The report, conducted in October and November, found that 17 percent of US adults used smartphones, up from 11 percent in 2008 and 7 percent in 2007.
Forrester notes that the term “smartphone” is still lacks a universal definition, but Forrester takes a stab at its own definition: connected devices that use a “high-level operating system, including including iPhone OS, BlackBerry OS, Windows Mobile, PalmOS, WebOS, Symbian, and any flavor of Linux including Android.”
The survey also shows that Blackberry continues to dominate the smartphone arena — holding on to a 2-to-1 advantage over Apple’s iPhone. Forrester attributes RIM’s dominance to wide availability as well as affordable pricing.

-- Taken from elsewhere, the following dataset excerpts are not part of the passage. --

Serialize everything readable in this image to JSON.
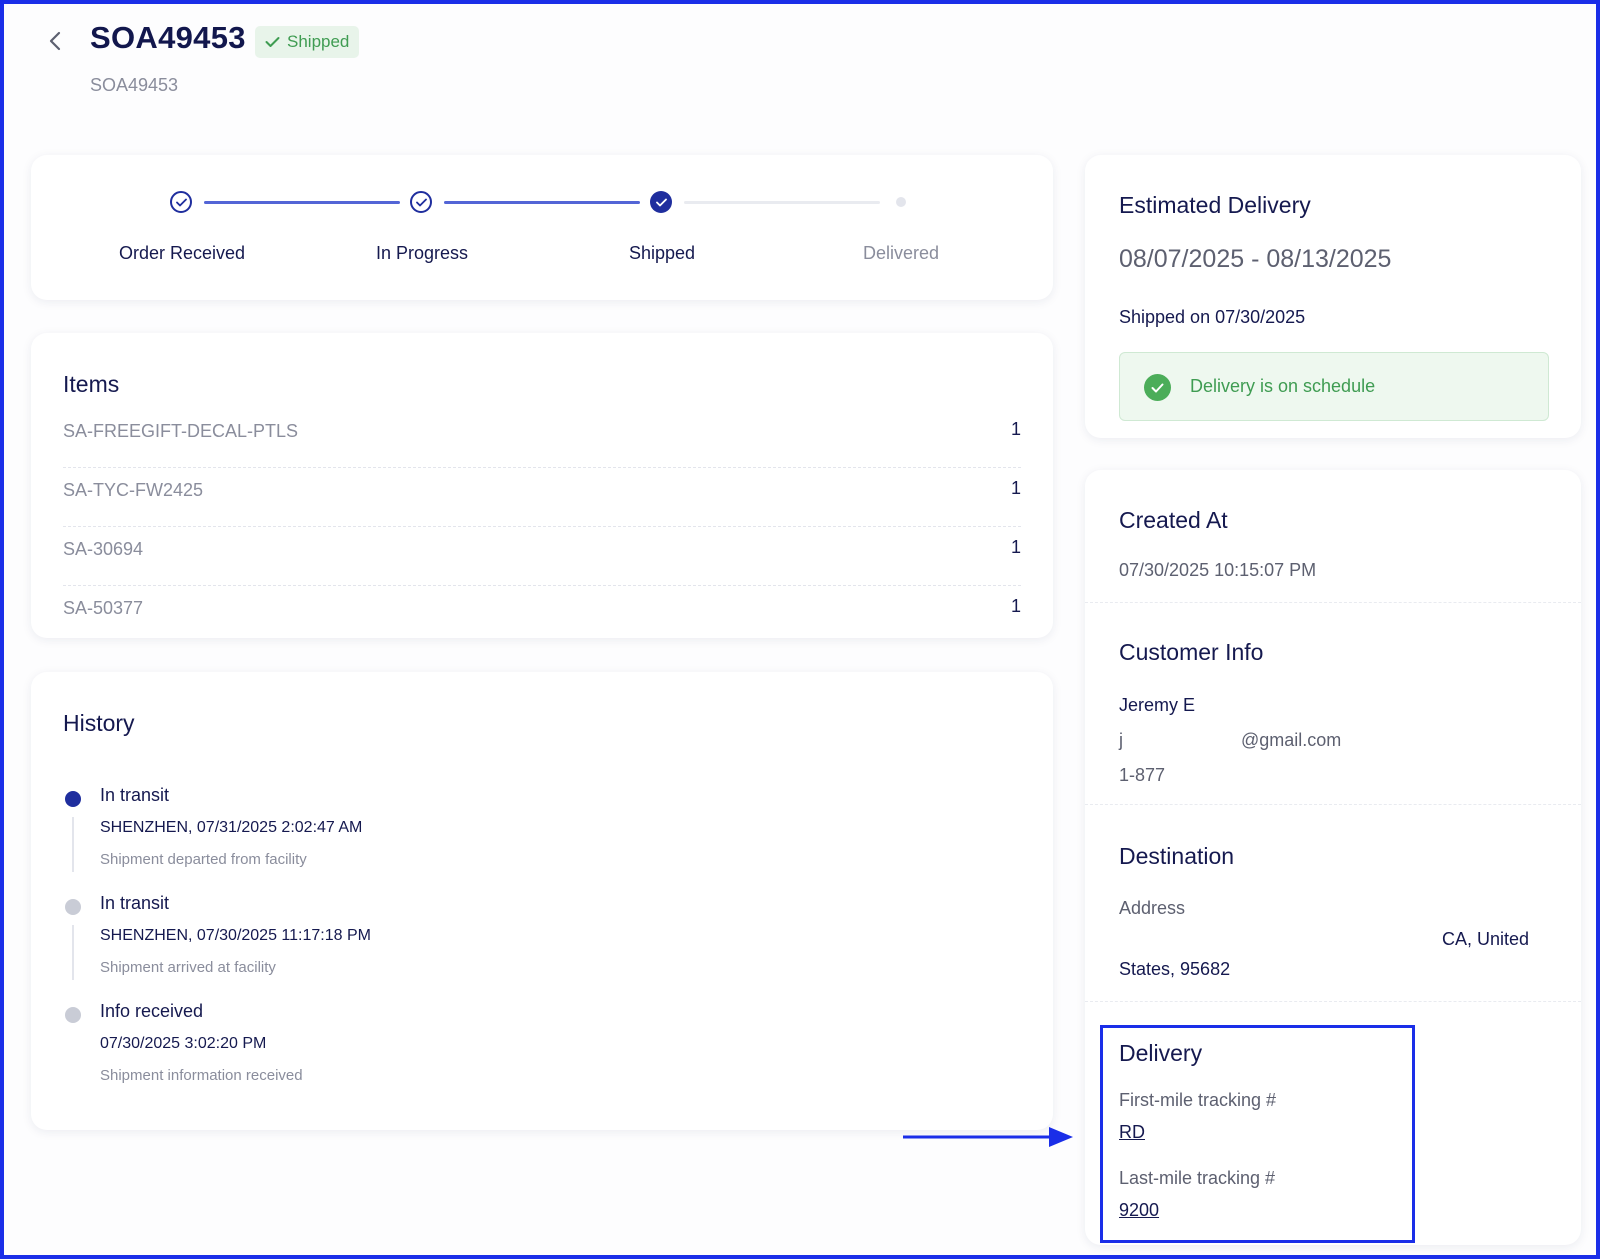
{
  "header": {
    "title": "SOA49453",
    "status": "Shipped",
    "subtitle": "SOA49453"
  },
  "progress": {
    "steps": [
      {
        "label": "Order Received",
        "state": "done"
      },
      {
        "label": "In Progress",
        "state": "done"
      },
      {
        "label": "Shipped",
        "state": "current"
      },
      {
        "label": "Delivered",
        "state": "pending"
      }
    ]
  },
  "items": {
    "title": "Items",
    "rows": [
      {
        "sku": "SA-FREEGIFT-DECAL-PTLS",
        "qty": "1"
      },
      {
        "sku": "SA-TYC-FW2425",
        "qty": "1"
      },
      {
        "sku": "SA-30694",
        "qty": "1"
      },
      {
        "sku": "SA-50377",
        "qty": "1"
      }
    ]
  },
  "history": {
    "title": "History",
    "entries": [
      {
        "status": "In transit",
        "location": "SHENZHEN, 07/31/2025 2:02:47 AM",
        "description": "Shipment departed from facility",
        "active": true
      },
      {
        "status": "In transit",
        "location": "SHENZHEN, 07/30/2025 11:17:18 PM",
        "description": "Shipment arrived at facility",
        "active": false
      },
      {
        "status": "Info received",
        "location": "07/30/2025 3:02:20 PM",
        "description": "Shipment information received",
        "active": false
      }
    ]
  },
  "estimate": {
    "title": "Estimated Delivery",
    "range": "08/07/2025 - 08/13/2025",
    "shipped_on": "Shipped on 07/30/2025",
    "schedule": "Delivery is on schedule"
  },
  "created": {
    "title": "Created At",
    "value": "07/30/2025 10:15:07 PM"
  },
  "customer": {
    "title": "Customer Info",
    "name": "Jeremy E",
    "email_prefix": "j",
    "email_domain": "@gmail.com",
    "phone": "1-877"
  },
  "destination": {
    "title": "Destination",
    "address_label": "Address",
    "line1": "CA, United",
    "line2": "States, 95682"
  },
  "delivery": {
    "title": "Delivery",
    "first_mile_label": "First-mile tracking #",
    "first_mile_value": "RD",
    "last_mile_label": "Last-mile tracking #",
    "last_mile_value": "9200"
  },
  "colors": {
    "primary": "#1f2e9e",
    "success": "#3f9c52",
    "annotation": "#1a2ee8"
  }
}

Forrester Analyst Charles Golvin notes that nearly one in every three US adult mobile phone subscribers now has either a smartphone or a quick message device (QMD), up from one in five less than a year earlier. QMDs, as defined by Forrester, are devices that run on proprietary software and not on a high level operating system. These often get confused as smartphones because they may have a qwerty keyboard or touchscreen, and thus look like a smartphone, but their proprietary software means they aren’t as interoperable as full smartphones.
With launches of devices like Google’s Nexus One today, and many others in 2010, smartphone usage is sure to continue to grow. The question that remains is which devices and carriers will come out on top?